We have to keep talking about this, until it is made clear that consent isn’t implied just because a woman does not state, “I don’t want you to do that.” Don’t do it, until you have consent. Ask permission. If you want to touch a woman, ask. And if she says, “No,” then by all means, don’t touch her. Consent doesn’t just apply to rape, gentlemen. It applies to buying a woman a drink, it applies to stroking her hair, it applies to commenting on her ass or her rack.

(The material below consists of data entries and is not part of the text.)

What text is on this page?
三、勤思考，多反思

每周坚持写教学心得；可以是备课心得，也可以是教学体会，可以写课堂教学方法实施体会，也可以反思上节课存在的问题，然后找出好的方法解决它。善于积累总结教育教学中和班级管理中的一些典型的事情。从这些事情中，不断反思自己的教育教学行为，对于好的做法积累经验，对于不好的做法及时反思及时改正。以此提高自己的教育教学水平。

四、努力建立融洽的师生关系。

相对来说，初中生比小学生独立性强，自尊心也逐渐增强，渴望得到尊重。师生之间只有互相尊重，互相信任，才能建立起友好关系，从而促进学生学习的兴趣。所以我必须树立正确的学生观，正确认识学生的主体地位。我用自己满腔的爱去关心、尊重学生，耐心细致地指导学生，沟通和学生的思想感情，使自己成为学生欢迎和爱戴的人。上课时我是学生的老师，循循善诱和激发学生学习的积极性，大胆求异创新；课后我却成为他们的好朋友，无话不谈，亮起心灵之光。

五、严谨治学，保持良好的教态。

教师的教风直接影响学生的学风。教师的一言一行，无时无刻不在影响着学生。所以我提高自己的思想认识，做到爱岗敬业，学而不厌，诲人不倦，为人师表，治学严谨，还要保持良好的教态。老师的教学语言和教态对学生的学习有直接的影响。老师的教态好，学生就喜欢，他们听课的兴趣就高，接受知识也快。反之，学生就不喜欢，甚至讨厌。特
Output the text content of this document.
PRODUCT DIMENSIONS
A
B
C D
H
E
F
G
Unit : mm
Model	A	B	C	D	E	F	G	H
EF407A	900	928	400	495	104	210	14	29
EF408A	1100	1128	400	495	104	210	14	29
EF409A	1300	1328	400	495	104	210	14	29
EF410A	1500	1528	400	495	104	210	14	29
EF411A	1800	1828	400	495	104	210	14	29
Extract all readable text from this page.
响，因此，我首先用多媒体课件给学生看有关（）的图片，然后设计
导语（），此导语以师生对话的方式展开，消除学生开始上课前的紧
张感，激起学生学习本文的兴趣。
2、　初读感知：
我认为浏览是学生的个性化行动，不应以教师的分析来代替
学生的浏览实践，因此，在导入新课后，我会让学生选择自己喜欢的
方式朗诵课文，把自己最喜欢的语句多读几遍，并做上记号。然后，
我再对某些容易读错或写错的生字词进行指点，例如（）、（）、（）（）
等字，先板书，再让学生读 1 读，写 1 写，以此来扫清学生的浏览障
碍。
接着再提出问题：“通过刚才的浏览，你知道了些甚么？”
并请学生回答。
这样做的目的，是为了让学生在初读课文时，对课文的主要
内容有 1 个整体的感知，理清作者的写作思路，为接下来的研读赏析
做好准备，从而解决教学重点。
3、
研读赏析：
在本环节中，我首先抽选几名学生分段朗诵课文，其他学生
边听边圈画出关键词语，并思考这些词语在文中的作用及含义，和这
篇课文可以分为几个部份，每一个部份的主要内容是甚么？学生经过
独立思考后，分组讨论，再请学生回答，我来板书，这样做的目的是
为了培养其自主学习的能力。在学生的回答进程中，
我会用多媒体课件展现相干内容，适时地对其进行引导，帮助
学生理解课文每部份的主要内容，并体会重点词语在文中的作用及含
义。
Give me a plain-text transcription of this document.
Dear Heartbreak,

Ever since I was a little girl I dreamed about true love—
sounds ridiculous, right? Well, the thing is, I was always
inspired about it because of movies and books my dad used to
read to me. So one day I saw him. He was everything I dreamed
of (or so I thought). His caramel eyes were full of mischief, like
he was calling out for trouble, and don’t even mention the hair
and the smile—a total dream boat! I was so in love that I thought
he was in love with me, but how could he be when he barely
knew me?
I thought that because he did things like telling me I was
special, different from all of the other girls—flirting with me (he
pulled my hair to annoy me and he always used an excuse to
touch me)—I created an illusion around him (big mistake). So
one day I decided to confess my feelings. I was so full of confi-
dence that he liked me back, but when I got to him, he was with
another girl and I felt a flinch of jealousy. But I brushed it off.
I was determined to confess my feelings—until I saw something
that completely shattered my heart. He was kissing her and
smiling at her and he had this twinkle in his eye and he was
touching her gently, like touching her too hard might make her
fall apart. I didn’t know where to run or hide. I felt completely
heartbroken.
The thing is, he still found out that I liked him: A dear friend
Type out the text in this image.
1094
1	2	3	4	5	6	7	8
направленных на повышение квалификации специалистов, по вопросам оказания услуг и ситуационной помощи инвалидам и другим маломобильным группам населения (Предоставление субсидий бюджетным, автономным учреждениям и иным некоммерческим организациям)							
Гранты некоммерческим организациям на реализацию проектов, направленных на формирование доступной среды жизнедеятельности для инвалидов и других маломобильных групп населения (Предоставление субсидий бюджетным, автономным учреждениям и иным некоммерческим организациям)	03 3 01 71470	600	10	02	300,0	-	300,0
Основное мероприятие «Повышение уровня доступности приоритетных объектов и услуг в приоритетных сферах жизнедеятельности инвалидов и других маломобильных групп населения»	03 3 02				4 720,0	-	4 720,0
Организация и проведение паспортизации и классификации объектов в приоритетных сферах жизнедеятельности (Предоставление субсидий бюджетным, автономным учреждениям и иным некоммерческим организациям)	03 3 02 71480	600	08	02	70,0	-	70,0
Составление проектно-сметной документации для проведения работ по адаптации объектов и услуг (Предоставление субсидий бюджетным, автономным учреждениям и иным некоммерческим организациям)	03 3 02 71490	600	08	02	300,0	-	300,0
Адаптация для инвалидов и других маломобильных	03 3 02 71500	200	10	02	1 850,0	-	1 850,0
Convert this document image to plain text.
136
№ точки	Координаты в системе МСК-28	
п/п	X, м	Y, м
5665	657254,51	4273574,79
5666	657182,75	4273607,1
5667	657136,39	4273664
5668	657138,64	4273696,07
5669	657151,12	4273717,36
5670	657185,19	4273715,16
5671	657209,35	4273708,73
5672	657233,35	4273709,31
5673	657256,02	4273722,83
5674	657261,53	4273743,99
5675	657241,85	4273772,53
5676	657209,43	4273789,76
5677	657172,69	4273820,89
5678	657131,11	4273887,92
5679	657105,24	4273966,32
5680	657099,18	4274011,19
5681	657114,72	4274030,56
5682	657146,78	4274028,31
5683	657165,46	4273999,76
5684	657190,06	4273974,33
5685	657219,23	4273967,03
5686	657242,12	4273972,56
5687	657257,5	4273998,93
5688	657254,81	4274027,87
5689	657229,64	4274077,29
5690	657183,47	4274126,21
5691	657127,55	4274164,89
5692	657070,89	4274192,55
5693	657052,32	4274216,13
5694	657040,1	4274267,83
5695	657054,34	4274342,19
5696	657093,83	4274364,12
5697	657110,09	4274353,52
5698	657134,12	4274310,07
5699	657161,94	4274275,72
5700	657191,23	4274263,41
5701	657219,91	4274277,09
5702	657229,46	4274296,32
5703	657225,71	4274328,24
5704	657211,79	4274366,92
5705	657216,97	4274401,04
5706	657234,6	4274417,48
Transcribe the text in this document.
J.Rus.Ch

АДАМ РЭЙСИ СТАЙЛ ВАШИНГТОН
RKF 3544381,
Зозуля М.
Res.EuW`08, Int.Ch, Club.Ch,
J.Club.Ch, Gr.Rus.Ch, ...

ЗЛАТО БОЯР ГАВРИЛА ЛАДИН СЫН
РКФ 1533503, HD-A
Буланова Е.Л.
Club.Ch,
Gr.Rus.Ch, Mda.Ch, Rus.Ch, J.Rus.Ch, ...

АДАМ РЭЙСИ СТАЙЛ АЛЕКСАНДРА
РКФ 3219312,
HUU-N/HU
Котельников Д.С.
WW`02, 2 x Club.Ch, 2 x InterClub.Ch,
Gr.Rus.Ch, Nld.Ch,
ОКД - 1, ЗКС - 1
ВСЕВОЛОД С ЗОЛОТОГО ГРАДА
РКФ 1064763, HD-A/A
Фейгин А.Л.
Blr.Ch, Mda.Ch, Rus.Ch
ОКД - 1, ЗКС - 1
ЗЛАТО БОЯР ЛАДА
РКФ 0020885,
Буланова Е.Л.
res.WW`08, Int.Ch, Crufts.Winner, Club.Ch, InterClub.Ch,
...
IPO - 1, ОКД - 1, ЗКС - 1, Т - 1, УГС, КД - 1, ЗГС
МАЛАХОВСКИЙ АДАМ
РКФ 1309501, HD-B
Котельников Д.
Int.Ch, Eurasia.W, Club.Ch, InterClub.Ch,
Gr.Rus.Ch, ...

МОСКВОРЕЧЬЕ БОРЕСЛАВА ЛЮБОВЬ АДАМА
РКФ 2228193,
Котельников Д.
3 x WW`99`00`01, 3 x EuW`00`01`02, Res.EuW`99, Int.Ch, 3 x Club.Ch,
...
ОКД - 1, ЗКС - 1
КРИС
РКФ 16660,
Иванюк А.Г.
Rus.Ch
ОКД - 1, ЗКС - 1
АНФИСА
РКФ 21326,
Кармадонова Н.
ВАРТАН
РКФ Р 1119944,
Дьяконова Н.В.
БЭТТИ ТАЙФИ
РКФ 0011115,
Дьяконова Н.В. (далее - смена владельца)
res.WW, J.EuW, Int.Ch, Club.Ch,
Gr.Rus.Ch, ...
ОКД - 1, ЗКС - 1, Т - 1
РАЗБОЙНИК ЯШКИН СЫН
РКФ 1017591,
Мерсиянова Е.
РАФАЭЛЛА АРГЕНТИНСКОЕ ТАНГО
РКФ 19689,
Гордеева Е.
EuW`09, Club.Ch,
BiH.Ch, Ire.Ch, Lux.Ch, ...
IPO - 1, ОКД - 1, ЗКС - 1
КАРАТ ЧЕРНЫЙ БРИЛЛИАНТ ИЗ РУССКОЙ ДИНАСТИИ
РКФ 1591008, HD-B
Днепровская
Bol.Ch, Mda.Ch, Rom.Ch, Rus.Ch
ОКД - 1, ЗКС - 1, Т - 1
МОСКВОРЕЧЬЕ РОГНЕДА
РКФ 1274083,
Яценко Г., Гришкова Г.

It was pointed out to me, today, quite rightly, that women are not the only ones at risk for such . We live in a world where we are finally coming to understand that gender is not binary–there are more “versions” than just box A or box B. Men, too, are abused and mistreated, sometimes by women. I am not glossing over this, or denying it.And that, too, must stop. Human dignity is a right, for everyone. Safety is a right–not a privilege.

And the numbers don’t lie. Women are being hurt. Women are being damaged. Women are being mutilated, raped, sold, and tortured.

We embrace religious canons that say that women are damned, that they are inherently evil. We name them bitch, we call them sluts. We turn women into pieces of meat. Evolution takes a long time. Revolution is quicker. Be the voice of reason. Be the voice of dignity. Don’t be afraid to say, “This is wrong.” What you say, what you do, how you look at someone–it matters. If you are a woman, stand strong, and speak your truth. Say no, or yes, with confidence. Know that there is a noisy, pissed off sisterhood standing behind you. Raise your sons to be allies. Raise your daughters to be strong. If you are a man, be an ally. Hear your own words, analyze your thoughts. See the damage that can be done with words, and fists, and unwanted advances. Learn that consent is sexy as hell. Raise your sons to be allies. Raise your daughters to be strong. Be the voice of dignity. In the long run, it will make a better world, safer for all of us.